The updated guidance from TSA is a mixed bag, some good, some frankly odd rule changes. Two that stand out: 1) the requirement for Owner/Operators to include TSA specified Critical Cyber Systems; and, 2) a Cybersecurity Assessment Plan where only a third of the controls need to be audited per year. To me, it isn’t clear that TSA knows what controls (err critical cyber systems) are effective in mitigating attacks, yet they are the decider for a privately owned company. What’s completely odd is that the critical infrastructure provider is only required to assess a third of their critical security controls per year. Seems that you would define a common set of critical security controls that are implementable and then measure on a frequent basis. One example of that approach is the CIS Critical Security Controls, implementation group 1.

A few changes here. These are good enhancements intended to ensure the cybersecurity measures are implemented, functioning and incidents can be responded to reliably. Required cybersecurity implementation plans must now be tested and evaluated, according to an operator provided schedule, as well as provide an annual report. Additionally, the required incident response plan must also be tested on at least two objectives of that plan. The requirements, while reasonable, will need appropriate resources and priority, or we'll only have more plans and reports filling our digital shelves.

While early reporting does not indicate loss of user data, it is having a catastrophic effect on business operations. As this incident and CardioComm Solutions response to it plays out, it will make a great use case for boards to discuss from a risk management perspective (e.g., what cyber related business risks were CardioComm managing).
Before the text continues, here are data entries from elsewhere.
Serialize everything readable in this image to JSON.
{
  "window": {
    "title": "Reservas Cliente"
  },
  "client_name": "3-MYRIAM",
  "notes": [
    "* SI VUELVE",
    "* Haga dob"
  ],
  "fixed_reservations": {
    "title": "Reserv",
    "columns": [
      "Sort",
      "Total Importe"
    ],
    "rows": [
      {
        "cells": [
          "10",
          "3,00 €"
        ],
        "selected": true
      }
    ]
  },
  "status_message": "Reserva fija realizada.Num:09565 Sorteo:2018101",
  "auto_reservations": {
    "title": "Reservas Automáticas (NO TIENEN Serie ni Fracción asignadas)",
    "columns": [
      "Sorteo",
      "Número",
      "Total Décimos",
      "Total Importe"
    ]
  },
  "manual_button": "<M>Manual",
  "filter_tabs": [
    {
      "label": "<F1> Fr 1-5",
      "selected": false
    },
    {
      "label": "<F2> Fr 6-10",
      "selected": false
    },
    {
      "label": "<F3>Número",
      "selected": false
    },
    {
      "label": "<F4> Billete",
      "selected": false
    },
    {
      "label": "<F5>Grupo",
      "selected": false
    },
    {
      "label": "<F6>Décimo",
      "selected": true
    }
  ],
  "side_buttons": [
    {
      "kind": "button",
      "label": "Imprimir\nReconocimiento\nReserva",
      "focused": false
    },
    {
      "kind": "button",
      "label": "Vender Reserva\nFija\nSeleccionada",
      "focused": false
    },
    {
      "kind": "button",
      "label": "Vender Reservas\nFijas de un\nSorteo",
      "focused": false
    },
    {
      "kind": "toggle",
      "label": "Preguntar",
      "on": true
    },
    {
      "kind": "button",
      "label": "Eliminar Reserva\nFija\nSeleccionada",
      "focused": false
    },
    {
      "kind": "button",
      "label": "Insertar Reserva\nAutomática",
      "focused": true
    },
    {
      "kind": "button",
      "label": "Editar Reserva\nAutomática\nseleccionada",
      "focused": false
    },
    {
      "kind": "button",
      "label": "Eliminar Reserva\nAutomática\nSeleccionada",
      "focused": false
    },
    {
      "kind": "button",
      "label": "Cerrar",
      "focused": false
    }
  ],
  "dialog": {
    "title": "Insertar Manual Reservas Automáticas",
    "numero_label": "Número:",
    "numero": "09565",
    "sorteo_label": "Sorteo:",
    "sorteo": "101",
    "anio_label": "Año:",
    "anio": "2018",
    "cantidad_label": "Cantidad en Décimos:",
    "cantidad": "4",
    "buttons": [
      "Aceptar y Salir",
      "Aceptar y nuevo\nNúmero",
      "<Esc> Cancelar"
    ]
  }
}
The incident is confined to company servers, not client server environments. As such they don't believe any customer health information has been compromised as that is not collected by their servers. Even so, they are proactively taking actions commensurate with identity theft protections in case they are needed. If you have their client server, make sure that you've properly secured and isolated it, keeping an eye out for added guidance or patches from CardioComm.